Даже спустя год мне по-прежнему жутко трудно делать некоторые вещи – типа принимать душ (почему-то) и ездить на лифте (само собой). Есть целая куча вещей, которые меня напрягают, типа подвесные мосты, микробы, самолеты, салют, арабы в метро (хоть я и не расист), арабы в ресторанах, кафе и других общественных местах, строительные леса, решетки водостоков и сабвеев, оставленные сумки, обувь, люди с усами, дым, узлы, высокие здания, тюрбаны. Часто у меня такое чувство, будто я в центре огромного черного океана или в открытом космосе, но не как когда балдеешь. Просто все становится запредельно далеким. Хуже всего по ночам. Я начал изобретать разные вещи и потом не смог остановиться, как бобры, про которых я знаю. Люди думают, что бобры подпиливают деревья, чтобы строить плотины, а на самом деле из-за того, что у них зубы всю жизнь растут, и если бы они их постоянно не стачивали, подпиливая деревья, то зубы постепенно врастали бы им в морды, и тогда бы бобрам конец. Так было и с моим мозгом.
Как-то ночью после целого гуголплекса изобретений я зашел в папину кладовку. Когда-то мы с ним там боролись по греко-римски и рассказывали уморительные анекдоты, а однажды привесили маятник к потолку и разложили костяшки домино на полу по кругу, чтобы доказать, что Земля вертится. Но после его смерти я туда ни разу не заходил. Мама и Рон были в гостиной – слушали слишком громкую музыку и играли в настольные игры. Мама не скучала по папе. Я взялся за ручку двери, но не сразу ее повернул.

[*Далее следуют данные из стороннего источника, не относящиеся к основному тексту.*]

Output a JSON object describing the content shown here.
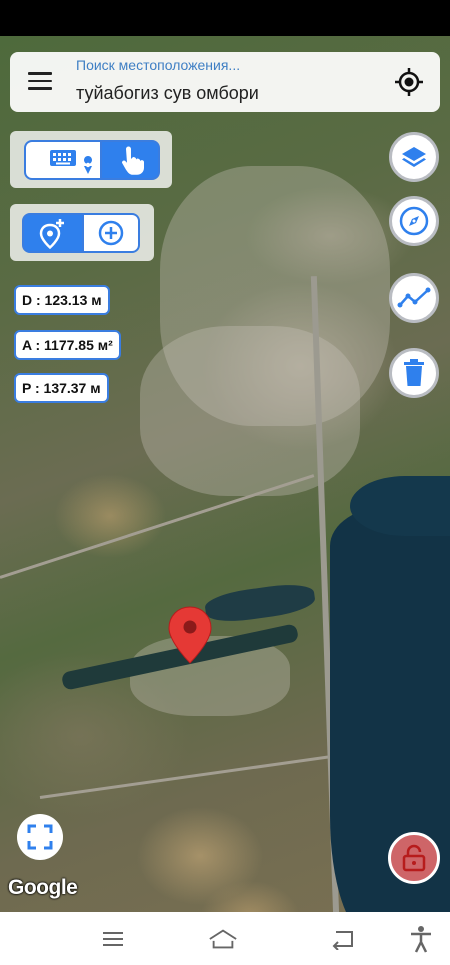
{
  "search": {
    "placeholder": "Поиск местоположения...",
    "query": "туйабогиз сув омбори"
  },
  "measurements": {
    "distance": "D : 123.13 м",
    "area": "A : 1177.85 м²",
    "perimeter": "P : 137.37 м"
  },
  "map": {
    "attribution": "Google"
  },
  "icons": {
    "menu": "menu-icon",
    "locate": "crosshair-icon",
    "keyboard": "keyboard-icon",
    "touch": "hand-pointer-icon",
    "add_pin": "add-location-icon",
    "add": "plus-circle-icon",
    "layers": "layers-icon",
    "compass": "compass-icon",
    "path": "polyline-icon",
    "delete": "trash-icon",
    "lock": "lock-icon",
    "fullscreen": "fullscreen-icon",
    "marker": "map-pin-icon"
  },
  "colors": {
    "accent": "#2f80ed",
    "pin": "#e53935",
    "lock": "#f06e6e"
  }
}
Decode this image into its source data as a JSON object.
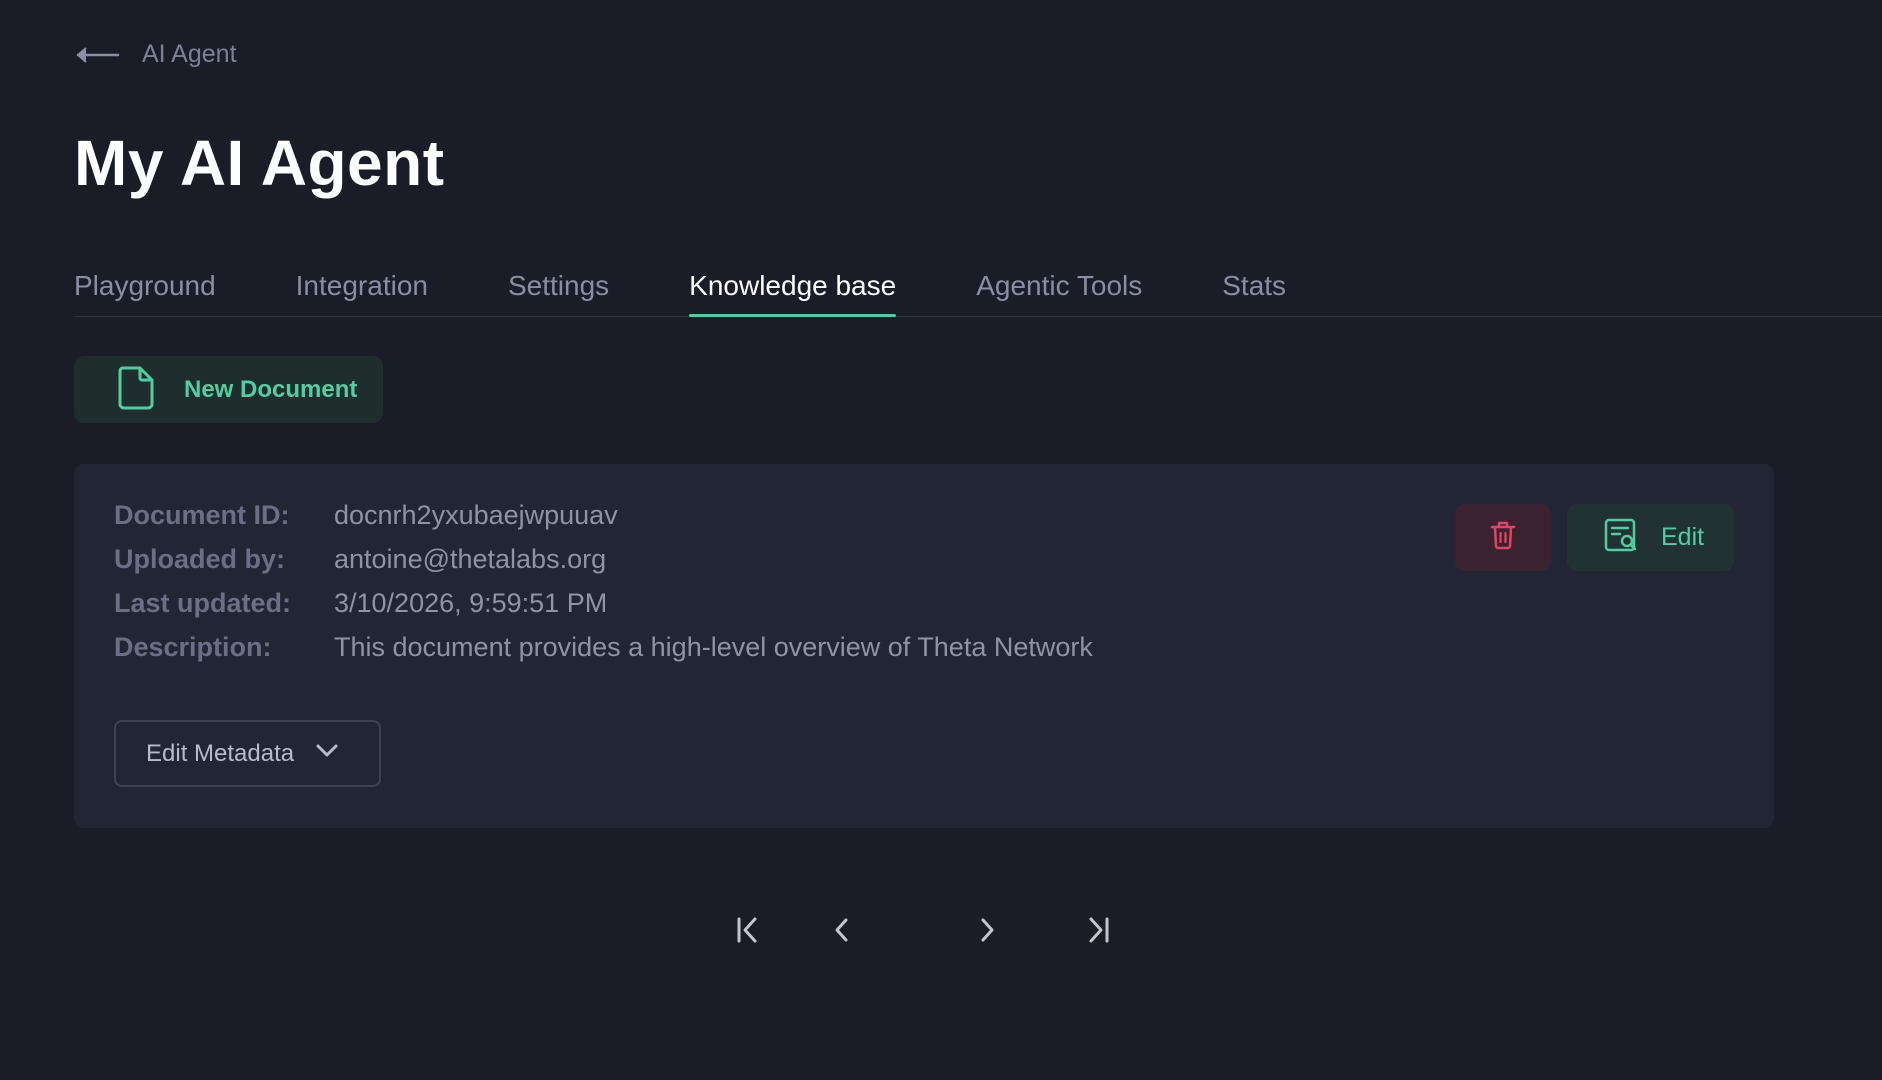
{
  "breadcrumb": {
    "back_icon": "arrow-left-icon",
    "label": "AI Agent"
  },
  "page_title": "My AI Agent",
  "tabs": [
    {
      "label": "Playground",
      "active": false
    },
    {
      "label": "Integration",
      "active": false
    },
    {
      "label": "Settings",
      "active": false
    },
    {
      "label": "Knowledge base",
      "active": true
    },
    {
      "label": "Agentic Tools",
      "active": false
    },
    {
      "label": "Stats",
      "active": false
    }
  ],
  "new_document": {
    "icon": "document-icon",
    "label": "New Document"
  },
  "document": {
    "fields": [
      {
        "key": "Document ID:",
        "value": "docnrh2yxubaejwpuuav"
      },
      {
        "key": "Uploaded by:",
        "value": "antoine@thetalabs.org"
      },
      {
        "key": "Last updated:",
        "value": "3/10/2026, 9:59:51 PM"
      },
      {
        "key": "Description:",
        "value": "This document provides a high-level overview of Theta Network"
      }
    ],
    "delete_icon": "trash-icon",
    "edit_icon": "document-search-icon",
    "edit_label": "Edit",
    "edit_metadata_label": "Edit Metadata",
    "edit_metadata_icon": "chevron-down-icon"
  },
  "pagination": {
    "first_icon": "first-page-icon",
    "prev_icon": "chevron-left-icon",
    "next_icon": "chevron-right-icon",
    "last_icon": "last-page-icon"
  },
  "colors": {
    "background": "#1a1d28",
    "card": "#222533",
    "accent": "#4fcf9f",
    "danger": "#e0475e"
  }
}
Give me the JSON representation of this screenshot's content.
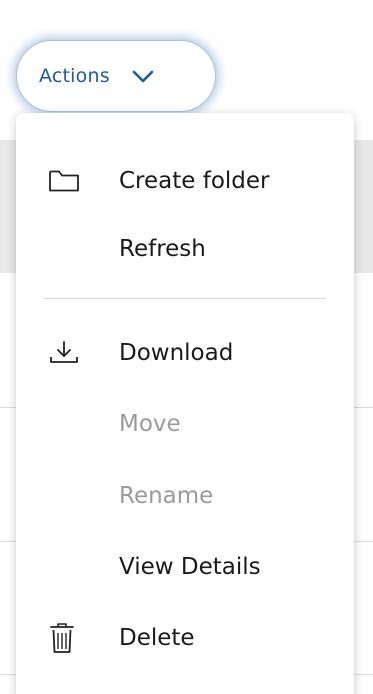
{
  "actions_button": {
    "label": "Actions",
    "chevron_icon": "chevron-down-icon"
  },
  "menu": {
    "items": [
      {
        "label": "Create folder",
        "icon": "folder-icon",
        "enabled": true
      },
      {
        "label": "Refresh",
        "icon": null,
        "enabled": true
      },
      {
        "label": "Download",
        "icon": "download-icon",
        "enabled": true
      },
      {
        "label": "Move",
        "icon": null,
        "enabled": false
      },
      {
        "label": "Rename",
        "icon": null,
        "enabled": false
      },
      {
        "label": "View Details",
        "icon": null,
        "enabled": true
      },
      {
        "label": "Delete",
        "icon": "trash-icon",
        "enabled": true
      }
    ]
  },
  "colors": {
    "accent": "#1e5a9c",
    "button_glow": "#548cc4",
    "text": "#1a1a1a",
    "text_disabled": "#9a9a9a",
    "row_highlight": "#e8e8e8"
  }
}
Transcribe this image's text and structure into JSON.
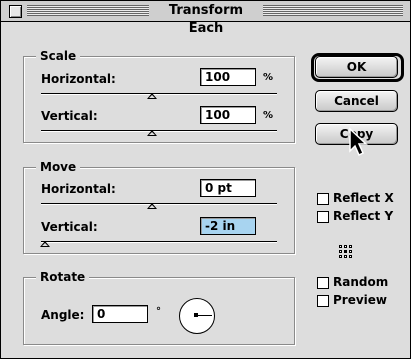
{
  "window": {
    "title": "Transform Each"
  },
  "scale": {
    "label": "Scale",
    "horizontal": {
      "label": "Horizontal:",
      "value": "100",
      "unit": "%"
    },
    "vertical": {
      "label": "Vertical:",
      "value": "100",
      "unit": "%"
    }
  },
  "move": {
    "label": "Move",
    "horizontal": {
      "label": "Horizontal:",
      "value": "0 pt"
    },
    "vertical": {
      "label": "Vertical:",
      "value": "-2 in"
    }
  },
  "rotate": {
    "label": "Rotate",
    "angle": {
      "label": "Angle:",
      "value": "0",
      "unit": "°"
    }
  },
  "buttons": {
    "ok": "OK",
    "cancel": "Cancel",
    "copy": "Copy"
  },
  "options": {
    "reflect_x": {
      "label": "Reflect X",
      "checked": false
    },
    "reflect_y": {
      "label": "Reflect Y",
      "checked": false
    },
    "random": {
      "label": "Random",
      "checked": false
    },
    "preview": {
      "label": "Preview",
      "checked": false
    }
  },
  "colors": {
    "window_bg": "#dddddd",
    "selection": "#a8d4f0"
  }
}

В отличие от гроба, в котором папы не было, в кладовке он был. И хоть прошло уже больше года, там по-прежнему пахло бритьем. Я потрогал его белые майки. Я потрогал его крутейшие наручные часы, которые он никогда не носил, и запасные шнурки от его кроссовок, которые никогда больше не побегут вокруг резервуара. Я обследовал карманы всех его пиджаков (нашел чек за такси, обертку мини-«Крэкла»[20] и визитку какого-то поставщика алмазов). Я влез в его тапочки. Я посмотрелся в его металлический рожок для обуви. В среднем, чтобы заснуть, человеку требуется не больше семи минут, а я не могу уснуть часами, но гирь на моем сердце стало поменьше, когда я оказался среди его вещей и потрогал то, до чего он дотрагивался, и поправил вешалки, чтобы ровнее висели, хотя это уже не имело значения.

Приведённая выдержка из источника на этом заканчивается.